Code compression with bytecode

pixel · Post by **pixel** » Wed Mar 12, 2014 3:00 am

Don't know if somebody came up with this idea previously, but I'm pretty sure it didn't happen in the VIC community.

The idea is to move repeated code patterns into subroutines which share a single page and to then have them called by a bytecode interpreter. Each bytecode would be the address on that page. There'd be two kinds of subroutines: one for which the register values are preserved and one for which they aren't, so the interpreter can be extended. You probably wouldn't want to write the subroutines yourself, merely have a tool to convert most of your code. If calculated right, if I had dealt with the game logic that way, pulse would have had half a kilobyte more space left and a bunch of people would hate me now.

Here's what the interpreter would look like:

Code: Select all

interpret:                                                                                                                         
.(
    ldy #0
    lda (bytecode_ptr),y
    beq done
    inc bytecode_ptr
    asl  ; drawback of subroutines only on even addresses
    bcs interpreter_extension
    sta jump+1
    lda bytecode_flags
    ldy bytecode_y
    pha
    lda bytecode_a
    plp
jump:
    jsr bytecode_funs
    sta bytecode_a
    sty bytecode_y
    php
    pla
    sta bytecode_flags
    jmp interpret
call_interpreter_extension:
    sta jump2+1
jump2:
    jsr interpreter_extensions
    jmp interpret
done:
    rts
.)

interpreter_extensions:
bc_lda:
    lda (bytecode_ptr),y
    sta bytecode_a
    inc bytecode_ptr
    rts

bc_bcs:
.(
    lda bytecode_flags
    pha
    plp
    bcc r
    lda (bytecode_ptr),y
    sta bytecode_ptr
r:  inc bytecode_ptr
    rts
.)

FD22 · Post by **FD22** » Wed Mar 12, 2014 4:52 pm

I've experimented with bytecode interpreters in 6502 in the past - the problem is always the tradeoff between size and speed, as inevitably the interpreter and its' child functions are slower to execute than the equivalent 'raw' opcodes.

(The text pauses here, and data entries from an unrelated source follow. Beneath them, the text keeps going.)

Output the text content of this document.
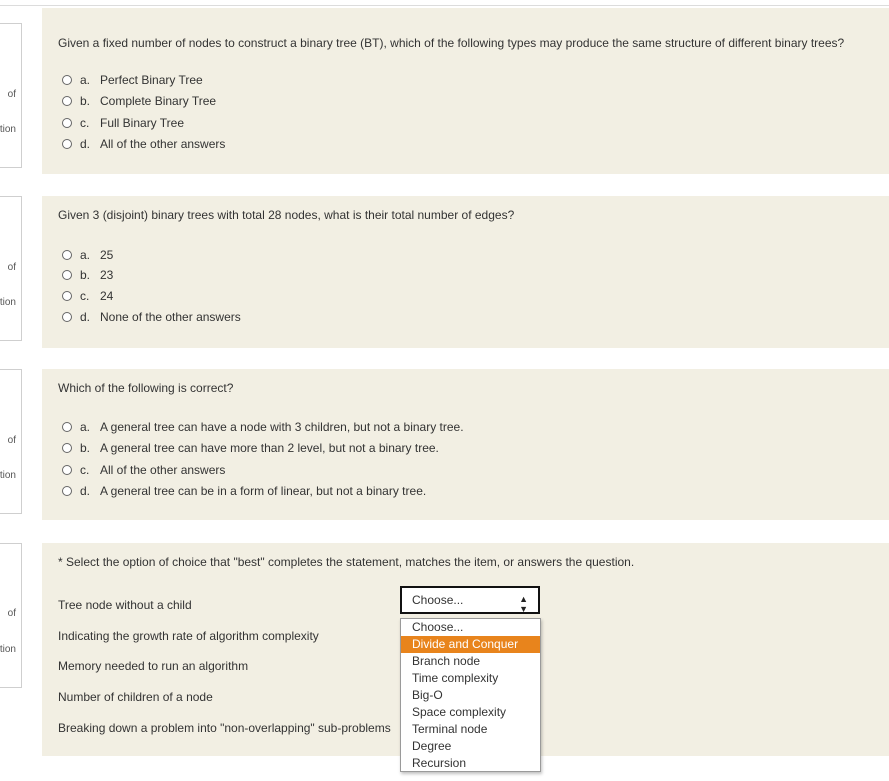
of
tion
of
tion
of
tion
of
tion
Given a fixed number of nodes to construct a binary tree (BT), which of the following types may produce the same structure of different binary trees?
a. Perfect Binary Tree
b. Complete Binary Tree
c. Full Binary Tree
d. All of the other answers
Given 3 (disjoint) binary trees with total 28 nodes, what is their total number of edges?
a. 25
b. 23
c. 24
d. None of the other answers
Which of the following is correct?
a. A general tree can have a node with 3 children, but not a binary tree.
b. A general tree can have more than 2 level, but not a binary tree.
c. All of the other answers
d. A general tree can be in a form of linear, but not a binary tree.
* Select the option of choice that "best" completes the statement, matches the item, or answers the question.
Tree node without a child
Indicating the growth rate of algorithm complexity
Memory needed to run an algorithm
Number of children of a node
Breaking down a problem into "non-overlapping" sub-problems
Choose...	▲
▼
Choose...
Divide and Conquer
Branch node
Time complexity
Big-O
Space complexity
Terminal node
Degree
Recursion
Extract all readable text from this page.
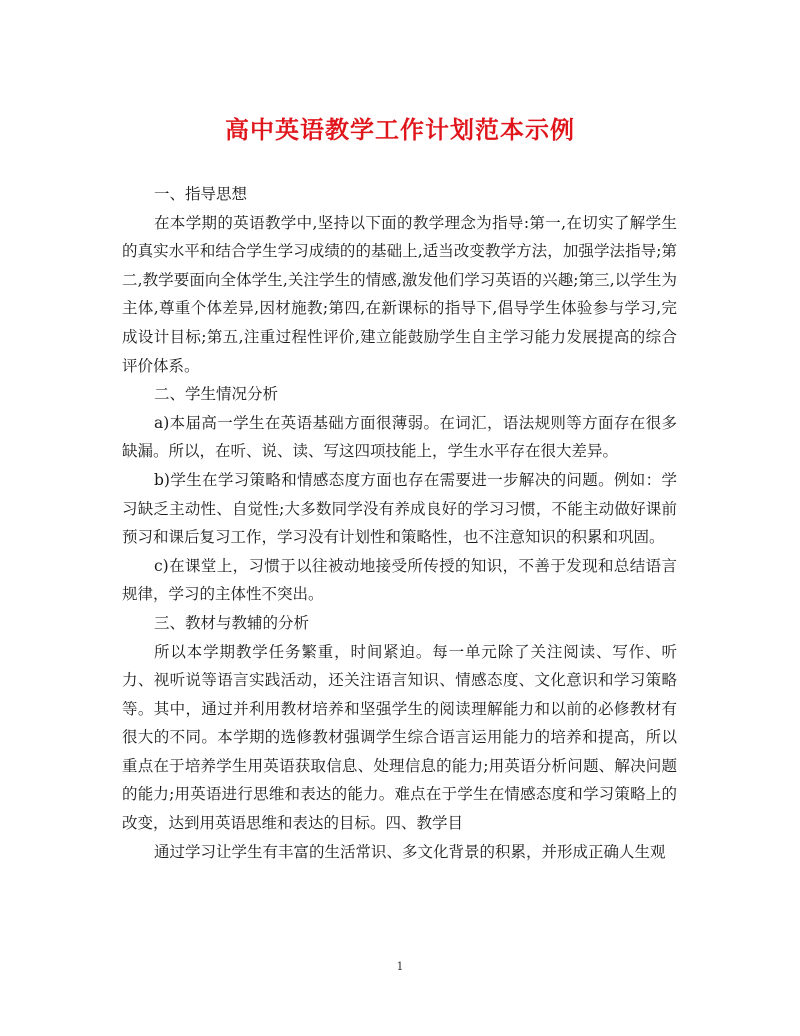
高中英语教学工作计划范本示例

一、指导思想

在本学期的英语教学中,坚持以下面的教学理念为指导:第一,在切实了解学生的真实水平和结合学生学习成绩的的基础上,适当改变教学方法，加强学法指导;第二,教学要面向全体学生,关注学生的情感,激发他们学习英语的兴趣;第三,以学生为主体,尊重个体差异,因材施教;第四,在新课标的指导下,倡导学生体验参与学习,完成设计目标;第五,注重过程性评价,建立能鼓励学生自主学习能力发展提高的综合评价体系。

二、学生情况分析

a)本届高一学生在英语基础方面很薄弱。在词汇，语法规则等方面存在很多缺漏。所以，在听、说、读、写这四项技能上，学生水平存在很大差异。

b)学生在学习策略和情感态度方面也存在需要进一步解决的问题。例如：学习缺乏主动性、自觉性;大多数同学没有养成良好的学习习惯，不能主动做好课前预习和课后复习工作，学习没有计划性和策略性，也不注意知识的积累和巩固。

c)在课堂上，习惯于以往被动地接受所传授的知识，不善于发现和总结语言规律，学习的主体性不突出。

三、教材与教辅的分析

所以本学期教学任务繁重，时间紧迫。每一单元除了关注阅读、写作、听力、视听说等语言实践活动，还关注语言知识、情感态度、文化意识和学习策略等。其中，通过并利用教材培养和坚强学生的阅读理解能力和以前的必修教材有很大的不同。本学期的选修教材强调学生综合语言运用能力的培养和提高，所以重点在于培养学生用英语获取信息、处理信息的能力;用英语分析问题、解决问题的能力;用英语进行思维和表达的能力。难点在于学生在情感态度和学习策略上的改变，达到用英语思维和表达的目标。四、教学目

通过学习让学生有丰富的生活常识、多文化背景的积累，并形成正确人生观

1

Where space is at a premium (and on the VIC this is pretty-much all the time) I embed Exomizer to manage runtime decompression, and always slap the final executable through the commandline invocation of it just to crunch the whole lot.

Kweepa · Post by **Kweepa** » Fri Mar 14, 2014 5:40 pm

It's called BASIC

groepaz · Post by **groepaz** » Sat Mar 15, 2014 2:13 pm

you could try the "sweet16" interpreter... its originally from the apple2 ROM if i recall correctly, available at wozniacs web site.

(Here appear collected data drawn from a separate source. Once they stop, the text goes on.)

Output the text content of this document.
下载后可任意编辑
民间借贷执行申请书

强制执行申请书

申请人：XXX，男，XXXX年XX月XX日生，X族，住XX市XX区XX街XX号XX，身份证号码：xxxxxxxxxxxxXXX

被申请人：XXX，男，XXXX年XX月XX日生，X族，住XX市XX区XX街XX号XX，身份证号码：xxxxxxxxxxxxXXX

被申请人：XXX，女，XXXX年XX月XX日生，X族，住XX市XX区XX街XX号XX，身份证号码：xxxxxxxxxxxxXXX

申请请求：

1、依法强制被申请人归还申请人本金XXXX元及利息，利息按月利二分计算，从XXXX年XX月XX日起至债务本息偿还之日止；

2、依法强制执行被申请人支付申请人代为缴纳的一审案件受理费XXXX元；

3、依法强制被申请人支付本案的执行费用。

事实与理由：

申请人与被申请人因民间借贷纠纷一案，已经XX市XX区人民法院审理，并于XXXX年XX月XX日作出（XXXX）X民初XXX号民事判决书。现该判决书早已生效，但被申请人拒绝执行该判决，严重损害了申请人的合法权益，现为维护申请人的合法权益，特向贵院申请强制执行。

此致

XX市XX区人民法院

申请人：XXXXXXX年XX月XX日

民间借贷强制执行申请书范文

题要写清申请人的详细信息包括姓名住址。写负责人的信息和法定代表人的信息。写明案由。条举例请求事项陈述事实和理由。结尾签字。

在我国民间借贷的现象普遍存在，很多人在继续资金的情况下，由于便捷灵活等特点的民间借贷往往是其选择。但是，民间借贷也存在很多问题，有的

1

and yes, BASIC is the way to go if you are really short on memory

RJBowman · Post by **RJBowman** » Sun Mar 16, 2014 1:00 pm

Search for "huffman threaded code"; probably the most compact coding system ever devised, but at the expense of speed.

pixel · Post by **pixel** » Mon Mar 17, 2014 5:22 am

Ah, cool! Thanks! So the name of the game is "threaded code"... https://en.wikipedia.org/wiki/Threaded_code

So, ermh, I wanted to propose direct threading with the size benefits of token threading. This is faster than SWEET16 or BASIC and can provide much more compression. According to the Wikipedia article you can end up with a quarter to eigth of the original code size (see "Token threading"). Generic data compression IMHO won't go much further and is less practical at run-time. I'm still very excited about this.

I wonder how much space a Huffman tree would take.

Kweepa · Post by **Kweepa** » Mon Mar 17, 2014 10:58 am

Size of Huffman tree depends on the number of tokens N, the size of a token T, and the size of a jump J in the tree (which maxes out at half the size of the tree).
N * sizeof( T ) + ( N - 1 ) * sizeof( J ).
This is for N = 2^X. Might be a little different if 2^(X-1) < N < 2^X, I don't remember.

RJBowman · Post by **RJBowman** » Wed Mar 19, 2014 11:01 pm

There is an overhead in the huffman tree and code required to make it work. It is only worthwhile if the program is large enough that the compression will save more memory than the huffman overhead consumes.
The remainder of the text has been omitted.